For the West’s strongest leader, look East. After his party’s landslide victory in the parliamentary elections on Oct. 22, Prime Minister Shinzo Abe of Japan is poised to become his country’s strongest and most successful leader in the postwar era.
Abe’s center-right coalition retained its two-thirds supermajority in Japan’s lower house of parliament, and his Liberal Democratic Party won an absolute majority on its own, allowing it to control the legislative agenda. Although Abe’s ratings sank to a record low earlier this year, his opposition proved to be as fragmented as ever. Rising star Yuriko Koike, Tokyo’s governor, kept her distance from this race, and the new Constitutional Democratic Party, rather than her newly minted Party of Hope, will now be the largest in opposition. Lawmakers will reinstall Abe as Prime Minister in time for Donald Trump’s visit to Japan on Nov. 5. If he goes on to win a third term as his party’s president next September, he will become Japan’s longest-serving leader since the 1880s.
Abe now has time to play the long game. He wants very much to amend Article Nine of Japan’s constitution–which repudiates war as a mean to resolve global disputes–to affirm once and for all Japan’s right to maintain a military. Yet this remains a controversial question for Japanese voters, including both ideological pacifists and those who prefer their leader to focus on revitalizing the economy rather than entangling it in foreign conflicts. Abe will likely wait until his third term is secure before making any bold move.
But this parliamentary victory leaves him in a stronger position to play a more assertive role in East Asia, particularly in counterbalancing China. Trump’s foreign policy ambivalence only makes this more important. Abe will also try to persuade the U.S. President during his visit to sell Japan cruise missiles as a deterrent against North Korea.
On trade, Abe can be firm with Trump. In particular, he can resist pressure to commit to bilateral trade talks because he now has more confidence that he’ll be around long enough to persuade a future U.S. President to return to the Trans-Pacific Partnership, a multicountry deal that Trump has rejected and Abe still wants.
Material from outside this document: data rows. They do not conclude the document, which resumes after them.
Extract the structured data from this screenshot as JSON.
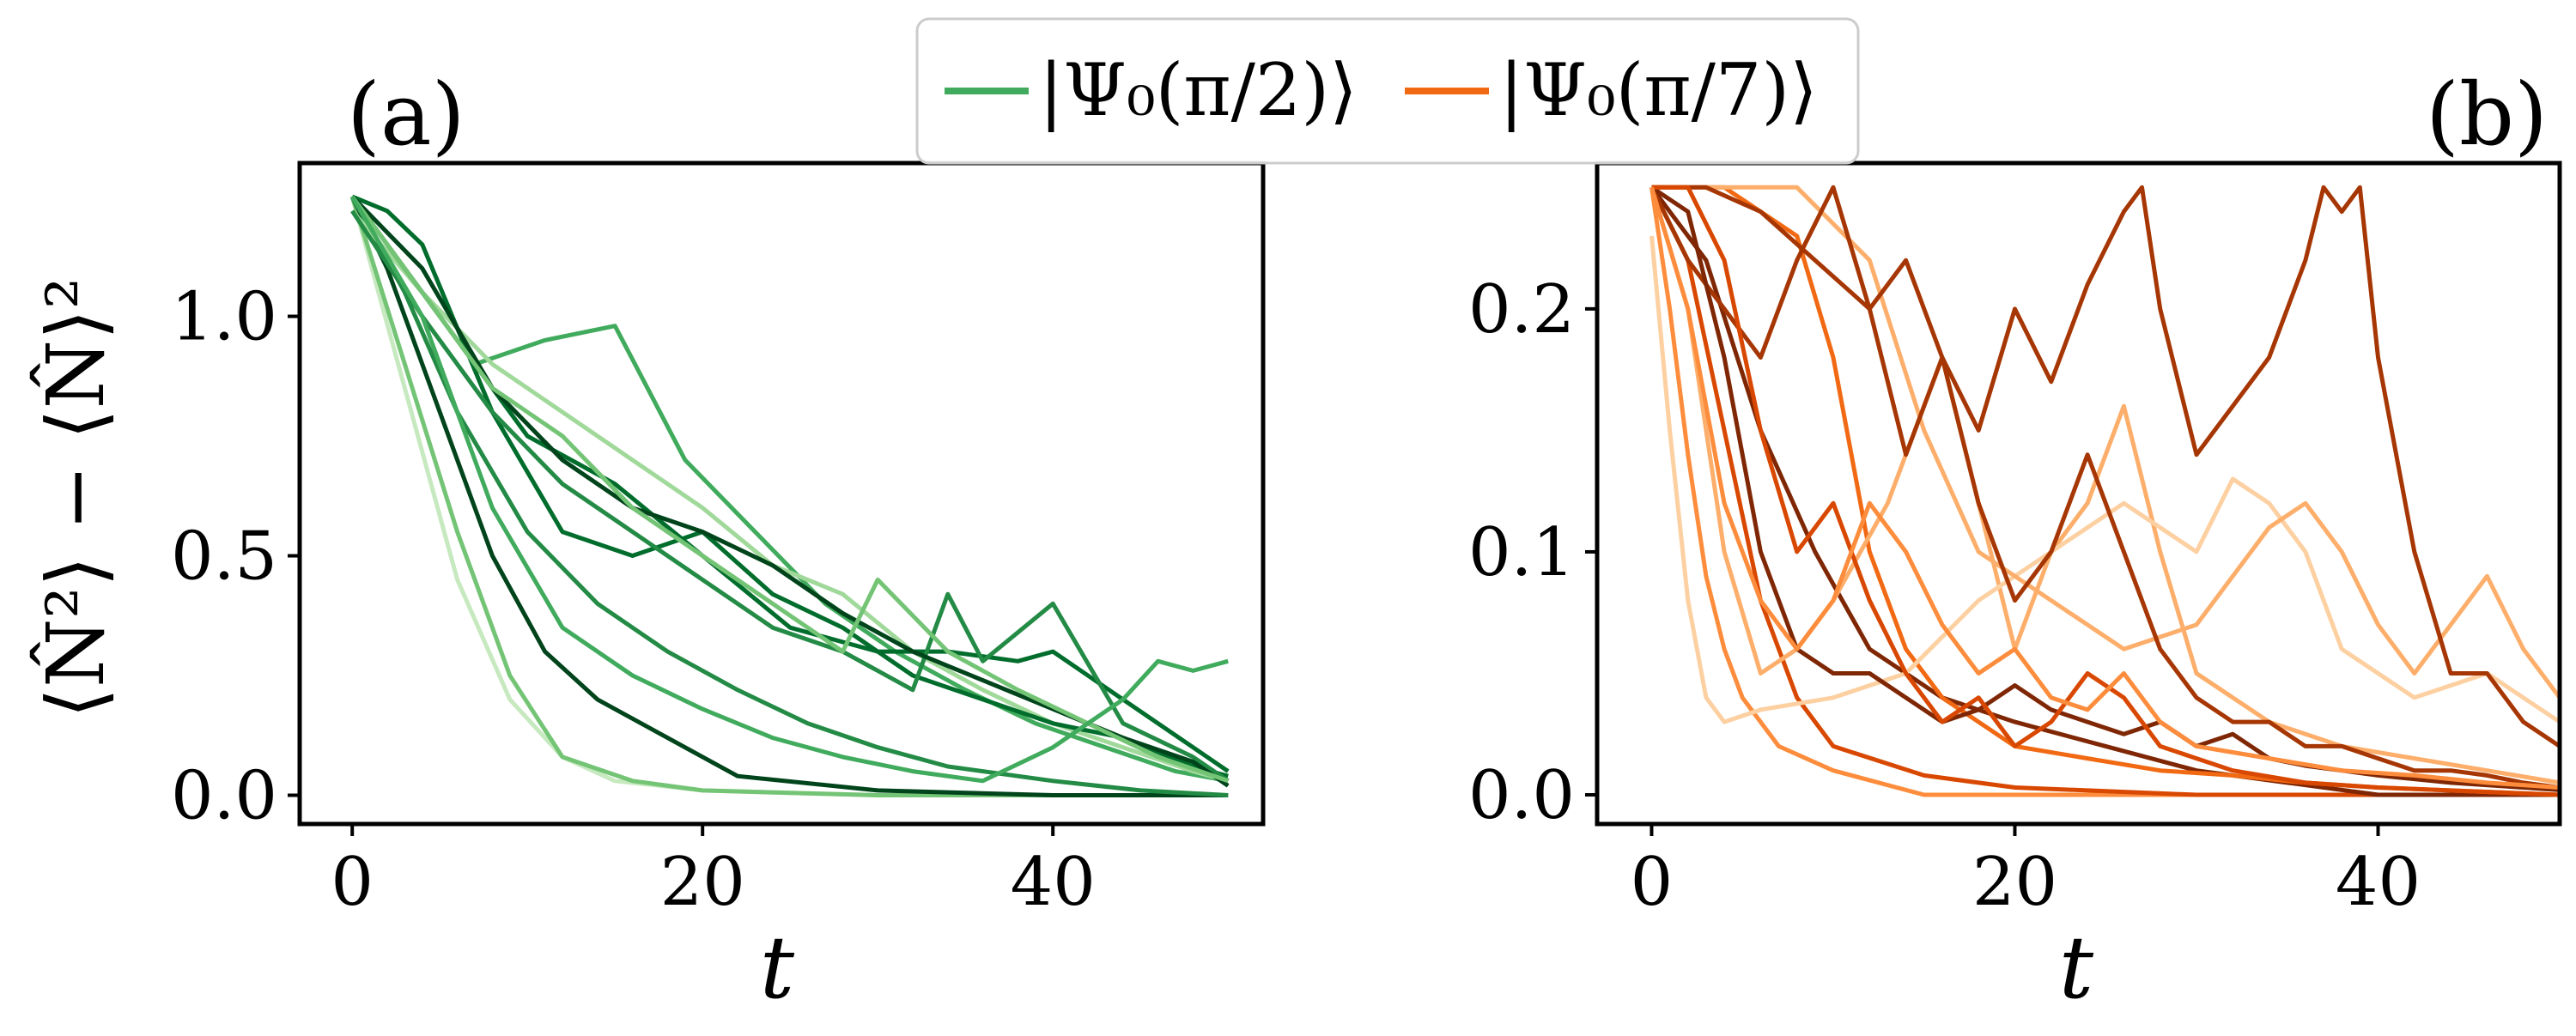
{
  "ylabel": "⟨N̂²⟩ − ⟨N̂⟩²",
  "legend": [
    {
      "label": "|Ψ₀(π/2)⟩",
      "color": "#41ab5d"
    },
    {
      "label": "|Ψ₀(π/7)⟩",
      "color": "#f16913"
    }
  ],
  "chart_data": [
    {
      "type": "line",
      "panel_label": "(a)",
      "title": "",
      "xlabel": "t",
      "ylabel": "⟨N̂²⟩ − ⟨N̂⟩²",
      "xlim": [
        -3,
        52
      ],
      "ylim": [
        -0.06,
        1.32
      ],
      "xticks": [
        0,
        20,
        40
      ],
      "xtick_labels": [
        "0",
        "20",
        "40"
      ],
      "yticks": [
        0.0,
        0.5,
        1.0
      ],
      "ytick_labels": [
        "0.0",
        "0.5",
        "1.0"
      ],
      "colormap": "Greens",
      "colors": [
        "#c7e9c0",
        "#a1d99b",
        "#74c476",
        "#41ab5d",
        "#238b45",
        "#006d2c",
        "#00441b"
      ],
      "series": [
        {
          "color": "#c7e9c0",
          "x": [
            0,
            3,
            6,
            9,
            12,
            15,
            20,
            30,
            40,
            50
          ],
          "y": [
            1.25,
            0.85,
            0.45,
            0.2,
            0.08,
            0.03,
            0.01,
            0.0,
            0.0,
            0.0
          ]
        },
        {
          "color": "#74c476",
          "x": [
            0,
            3,
            6,
            9,
            12,
            16,
            20,
            30,
            40,
            50
          ],
          "y": [
            1.25,
            0.9,
            0.55,
            0.25,
            0.08,
            0.03,
            0.01,
            0.0,
            0.0,
            0.0
          ]
        },
        {
          "color": "#00441b",
          "x": [
            0,
            2,
            5,
            8,
            11,
            14,
            18,
            22,
            30,
            40,
            50
          ],
          "y": [
            1.25,
            1.1,
            0.8,
            0.5,
            0.3,
            0.2,
            0.12,
            0.04,
            0.01,
            0.0,
            0.0
          ]
        },
        {
          "color": "#238b45",
          "x": [
            0,
            3,
            6,
            10,
            14,
            18,
            22,
            26,
            30,
            34,
            40,
            45,
            50
          ],
          "y": [
            1.25,
            1.05,
            0.8,
            0.55,
            0.4,
            0.3,
            0.22,
            0.15,
            0.1,
            0.06,
            0.03,
            0.01,
            0.0
          ]
        },
        {
          "color": "#41ab5d",
          "x": [
            0,
            3,
            7,
            11,
            15,
            19,
            23,
            27,
            31,
            35,
            39,
            43,
            47,
            50
          ],
          "y": [
            1.25,
            1.1,
            0.9,
            0.95,
            0.98,
            0.7,
            0.55,
            0.4,
            0.3,
            0.22,
            0.15,
            0.1,
            0.05,
            0.03
          ]
        },
        {
          "color": "#a1d99b",
          "x": [
            0,
            4,
            8,
            12,
            16,
            20,
            24,
            28,
            32,
            36,
            40,
            44,
            48,
            50
          ],
          "y": [
            1.22,
            1.05,
            0.9,
            0.8,
            0.7,
            0.6,
            0.48,
            0.42,
            0.3,
            0.22,
            0.15,
            0.1,
            0.05,
            0.03
          ]
        },
        {
          "color": "#006d2c",
          "x": [
            0,
            2,
            4,
            8,
            12,
            16,
            20,
            24,
            28,
            32,
            36,
            40,
            44,
            48,
            50
          ],
          "y": [
            1.25,
            1.22,
            1.15,
            0.8,
            0.55,
            0.5,
            0.55,
            0.42,
            0.35,
            0.25,
            0.2,
            0.15,
            0.12,
            0.06,
            0.04
          ]
        },
        {
          "color": "#006d2c",
          "x": [
            0,
            5,
            10,
            15,
            20,
            25,
            30,
            34,
            38,
            40,
            44,
            48,
            50
          ],
          "y": [
            1.25,
            1.0,
            0.75,
            0.65,
            0.5,
            0.35,
            0.3,
            0.3,
            0.28,
            0.3,
            0.2,
            0.1,
            0.05
          ]
        },
        {
          "color": "#238b45",
          "x": [
            0,
            4,
            8,
            12,
            16,
            20,
            24,
            28,
            32,
            34,
            36,
            40,
            44,
            48,
            50
          ],
          "y": [
            1.22,
            1.0,
            0.8,
            0.65,
            0.55,
            0.45,
            0.35,
            0.3,
            0.22,
            0.42,
            0.28,
            0.4,
            0.15,
            0.08,
            0.03
          ]
        },
        {
          "color": "#00441b",
          "x": [
            0,
            4,
            8,
            12,
            16,
            20,
            24,
            28,
            32,
            36,
            40,
            44,
            48,
            50
          ],
          "y": [
            1.25,
            1.1,
            0.85,
            0.7,
            0.6,
            0.55,
            0.48,
            0.38,
            0.3,
            0.24,
            0.18,
            0.12,
            0.07,
            0.02
          ]
        },
        {
          "color": "#74c476",
          "x": [
            0,
            4,
            8,
            12,
            16,
            20,
            24,
            28,
            30,
            34,
            38,
            42,
            46,
            50
          ],
          "y": [
            1.25,
            1.05,
            0.85,
            0.75,
            0.6,
            0.5,
            0.4,
            0.3,
            0.45,
            0.3,
            0.22,
            0.15,
            0.08,
            0.03
          ]
        },
        {
          "color": "#41ab5d",
          "x": [
            0,
            4,
            8,
            12,
            16,
            20,
            24,
            28,
            32,
            36,
            40,
            44,
            46,
            48,
            50
          ],
          "y": [
            1.25,
            1.0,
            0.6,
            0.35,
            0.25,
            0.18,
            0.12,
            0.08,
            0.05,
            0.03,
            0.1,
            0.2,
            0.28,
            0.26,
            0.28
          ]
        }
      ]
    },
    {
      "type": "line",
      "panel_label": "(b)",
      "title": "",
      "xlabel": "t",
      "ylabel": "",
      "xlim": [
        -3,
        50
      ],
      "ylim": [
        -0.012,
        0.26
      ],
      "xticks": [
        0,
        20,
        40
      ],
      "xtick_labels": [
        "0",
        "20",
        "40"
      ],
      "yticks": [
        0.0,
        0.1,
        0.2
      ],
      "ytick_labels": [
        "0.0",
        "0.1",
        "0.2"
      ],
      "colormap": "Oranges",
      "colors": [
        "#fdd0a2",
        "#fdae6b",
        "#fd8d3c",
        "#f16913",
        "#d94801",
        "#a63603",
        "#7f2704"
      ],
      "series": [
        {
          "color": "#fd8d3c",
          "x": [
            0,
            1,
            2,
            3,
            4,
            5,
            7,
            10,
            15,
            25,
            50
          ],
          "y": [
            0.25,
            0.2,
            0.14,
            0.09,
            0.06,
            0.04,
            0.02,
            0.01,
            0.0,
            0.0,
            0.0
          ]
        },
        {
          "color": "#d94801",
          "x": [
            0,
            2,
            4,
            6,
            8,
            10,
            15,
            20,
            30,
            50
          ],
          "y": [
            0.25,
            0.22,
            0.15,
            0.08,
            0.04,
            0.02,
            0.008,
            0.003,
            0.0,
            0.0
          ]
        },
        {
          "color": "#7f2704",
          "x": [
            0,
            3,
            6,
            9,
            12,
            16,
            20,
            25,
            30,
            40,
            50
          ],
          "y": [
            0.25,
            0.22,
            0.15,
            0.1,
            0.06,
            0.04,
            0.03,
            0.02,
            0.01,
            0.0,
            0.0
          ]
        },
        {
          "color": "#f16913",
          "x": [
            0,
            4,
            8,
            10,
            12,
            14,
            16,
            18,
            20,
            24,
            28,
            32,
            36,
            40,
            50
          ],
          "y": [
            0.25,
            0.25,
            0.23,
            0.18,
            0.1,
            0.06,
            0.04,
            0.03,
            0.02,
            0.015,
            0.01,
            0.008,
            0.005,
            0.003,
            0.0
          ]
        },
        {
          "color": "#fdae6b",
          "x": [
            0,
            2,
            4,
            6,
            8,
            10,
            13,
            16,
            18,
            20,
            22,
            24,
            26,
            28,
            30,
            34,
            38,
            42,
            46,
            50
          ],
          "y": [
            0.25,
            0.2,
            0.1,
            0.05,
            0.06,
            0.08,
            0.12,
            0.18,
            0.12,
            0.06,
            0.1,
            0.12,
            0.16,
            0.1,
            0.05,
            0.03,
            0.02,
            0.015,
            0.01,
            0.005
          ]
        },
        {
          "color": "#fdd0a2",
          "x": [
            0,
            1,
            2,
            3,
            4,
            6,
            10,
            14,
            18,
            22,
            26,
            30,
            32,
            34,
            36,
            38,
            42,
            46,
            50
          ],
          "y": [
            0.23,
            0.15,
            0.08,
            0.04,
            0.03,
            0.035,
            0.04,
            0.05,
            0.08,
            0.1,
            0.12,
            0.1,
            0.13,
            0.12,
            0.1,
            0.06,
            0.04,
            0.05,
            0.03
          ]
        },
        {
          "color": "#fdae6b",
          "x": [
            0,
            4,
            8,
            12,
            15,
            18,
            22,
            26,
            30,
            32,
            34,
            36,
            38,
            40,
            42,
            44,
            46,
            48,
            50
          ],
          "y": [
            0.25,
            0.25,
            0.25,
            0.22,
            0.15,
            0.1,
            0.08,
            0.06,
            0.07,
            0.09,
            0.11,
            0.12,
            0.1,
            0.07,
            0.05,
            0.07,
            0.09,
            0.06,
            0.04
          ]
        },
        {
          "color": "#a63603",
          "x": [
            0,
            3,
            6,
            9,
            12,
            14,
            16,
            18,
            20,
            22,
            24,
            26,
            28,
            30,
            32,
            34,
            36,
            38,
            40,
            42,
            44,
            46,
            48,
            50
          ],
          "y": [
            0.25,
            0.25,
            0.24,
            0.22,
            0.2,
            0.22,
            0.18,
            0.12,
            0.08,
            0.1,
            0.14,
            0.1,
            0.06,
            0.04,
            0.03,
            0.03,
            0.02,
            0.02,
            0.015,
            0.01,
            0.01,
            0.008,
            0.005,
            0.003
          ]
        },
        {
          "color": "#a63603",
          "x": [
            0,
            2,
            4,
            6,
            8,
            10,
            12,
            14,
            16,
            18,
            20,
            22,
            24,
            26,
            27,
            28,
            30,
            32,
            34,
            36,
            37,
            38,
            39,
            40,
            42,
            44,
            46,
            48,
            50
          ],
          "y": [
            0.25,
            0.22,
            0.2,
            0.18,
            0.22,
            0.25,
            0.2,
            0.14,
            0.18,
            0.15,
            0.2,
            0.17,
            0.21,
            0.24,
            0.25,
            0.2,
            0.14,
            0.16,
            0.18,
            0.22,
            0.25,
            0.24,
            0.25,
            0.18,
            0.1,
            0.05,
            0.05,
            0.03,
            0.02
          ]
        },
        {
          "color": "#7f2704",
          "x": [
            0,
            2,
            4,
            6,
            8,
            10,
            12,
            14,
            16,
            18,
            20,
            22,
            24,
            26,
            28,
            30,
            32,
            34,
            36,
            38,
            40,
            44,
            48,
            50
          ],
          "y": [
            0.25,
            0.24,
            0.18,
            0.1,
            0.06,
            0.05,
            0.05,
            0.04,
            0.03,
            0.035,
            0.045,
            0.035,
            0.03,
            0.025,
            0.03,
            0.02,
            0.025,
            0.015,
            0.012,
            0.01,
            0.008,
            0.005,
            0.003,
            0.002
          ]
        },
        {
          "color": "#d94801",
          "x": [
            0,
            2,
            4,
            6,
            8,
            10,
            12,
            14,
            16,
            18,
            20,
            22,
            24,
            26,
            28,
            30,
            32,
            36,
            40,
            50
          ],
          "y": [
            0.25,
            0.25,
            0.22,
            0.15,
            0.1,
            0.12,
            0.08,
            0.05,
            0.03,
            0.04,
            0.02,
            0.03,
            0.05,
            0.04,
            0.02,
            0.015,
            0.01,
            0.005,
            0.003,
            0.0
          ]
        },
        {
          "color": "#fd8d3c",
          "x": [
            0,
            2,
            4,
            6,
            8,
            10,
            12,
            14,
            16,
            18,
            20,
            22,
            24,
            26,
            28,
            30,
            34,
            38,
            42,
            46,
            50
          ],
          "y": [
            0.25,
            0.2,
            0.12,
            0.08,
            0.06,
            0.08,
            0.12,
            0.1,
            0.07,
            0.05,
            0.06,
            0.04,
            0.035,
            0.05,
            0.03,
            0.02,
            0.015,
            0.01,
            0.008,
            0.005,
            0.003
          ]
        }
      ]
    }
  ]
}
Even if that fails, Abe would prefer TPP without the U.S. to a new bilateral agreement.
Another point on the long game: Abe hopes that Japan’s shrinking labor market will raise wages for workers, triggering the reflation of prices that Japan needs for stronger growth. More lending with more state spending, and Japan’s economy might be revving nicely in time for the 2020 Tokyo Olympic Games. If it works, that’s a legacy any elected leader would envy.